10. The Company has accumulated losses as at 31st March 2010 of more
than fifty percent of the net worth. The Company has incurred cash
losses amounting Rs.1673 lakhs during the financial year covered by our
audit and also Rs.1151 lakhs during the immediately preceding financial
year.
11. According to the information and explanations given to us, all the
credit facilities availed by the Company from the consortium of banks
are over due through out the financial year. The balance outstanding as
on 31.03.2010 is Rs.9035 lakhs.
12. In our opinion and according to the information and explanations
given to us, the Company has not granted loans and advances on the
basis of security by way of pledge of shares, debentures and other
securities.
13. In our opinion, the company is not a chit fund or a nidhi mutual
fund/society. Therefore, the provisions of clause 4 (xiii) of the
Companies (Auditors Report) Order, 2003 are not applicable to the
Company.
14. in out opinion and according to the ir formation and explanations
given to us. the Company is not a dealer or trader in shares,
securities or other investments.
15. In our opinion and according to the information and explanations
given to us, the Company has not given any guarantees for loans taken
by others from banks and other financial institutions.
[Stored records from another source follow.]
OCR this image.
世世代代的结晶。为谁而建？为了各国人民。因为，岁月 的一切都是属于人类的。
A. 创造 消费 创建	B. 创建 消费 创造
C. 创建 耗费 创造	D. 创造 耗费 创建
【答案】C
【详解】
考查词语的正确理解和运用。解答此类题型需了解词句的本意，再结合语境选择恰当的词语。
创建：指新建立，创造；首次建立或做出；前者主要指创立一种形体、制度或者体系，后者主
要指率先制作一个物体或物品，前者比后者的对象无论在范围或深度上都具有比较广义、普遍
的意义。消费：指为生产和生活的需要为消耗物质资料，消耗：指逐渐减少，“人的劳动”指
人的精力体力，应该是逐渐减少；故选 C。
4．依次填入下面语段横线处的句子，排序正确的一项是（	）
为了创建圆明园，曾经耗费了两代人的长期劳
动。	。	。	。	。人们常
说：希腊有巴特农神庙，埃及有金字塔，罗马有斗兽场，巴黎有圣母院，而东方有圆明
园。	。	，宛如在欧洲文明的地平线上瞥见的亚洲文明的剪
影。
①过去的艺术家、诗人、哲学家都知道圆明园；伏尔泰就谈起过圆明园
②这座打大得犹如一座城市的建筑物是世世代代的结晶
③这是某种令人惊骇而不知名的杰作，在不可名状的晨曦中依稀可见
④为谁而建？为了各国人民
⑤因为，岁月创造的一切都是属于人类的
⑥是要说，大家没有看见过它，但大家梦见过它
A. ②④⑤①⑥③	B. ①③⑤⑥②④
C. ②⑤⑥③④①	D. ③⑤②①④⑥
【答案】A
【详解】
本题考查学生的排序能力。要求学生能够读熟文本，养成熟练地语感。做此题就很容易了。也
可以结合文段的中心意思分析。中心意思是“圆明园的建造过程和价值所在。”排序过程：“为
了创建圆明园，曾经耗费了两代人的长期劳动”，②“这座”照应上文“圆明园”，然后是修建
16. In our opinion and according to the information and explanations
given to us, the Company has not raised any term loans during the year.
17. According to the information and explanations given to us and on
an overall examination of the Balance Sheet of the Company, in our
opinion, no funds raised on short term basis have been used for long
term investments.
18. According to the information and explanations given to us, during
the year the Company has not made any preferential allotment of shares
to parties and companies covered in the register maintained under
Section 301 of the Companies Act, 1956.
19. According to the information and explanations given to us, the
Company has not issued any debentures during the year.
20. The Company has not raised any money through public issue during
the year.
21. According to the information and explanations given to us, no
fraud on or by the Company has been noticed or reported during the
course of our audit.
For P.C. VARGHESE & CO.
Chartered Accountants
(FRN. 004526S)
Sd/-
KOCHI - 18 P.C. VARGHESE, B.Com, F.C.A.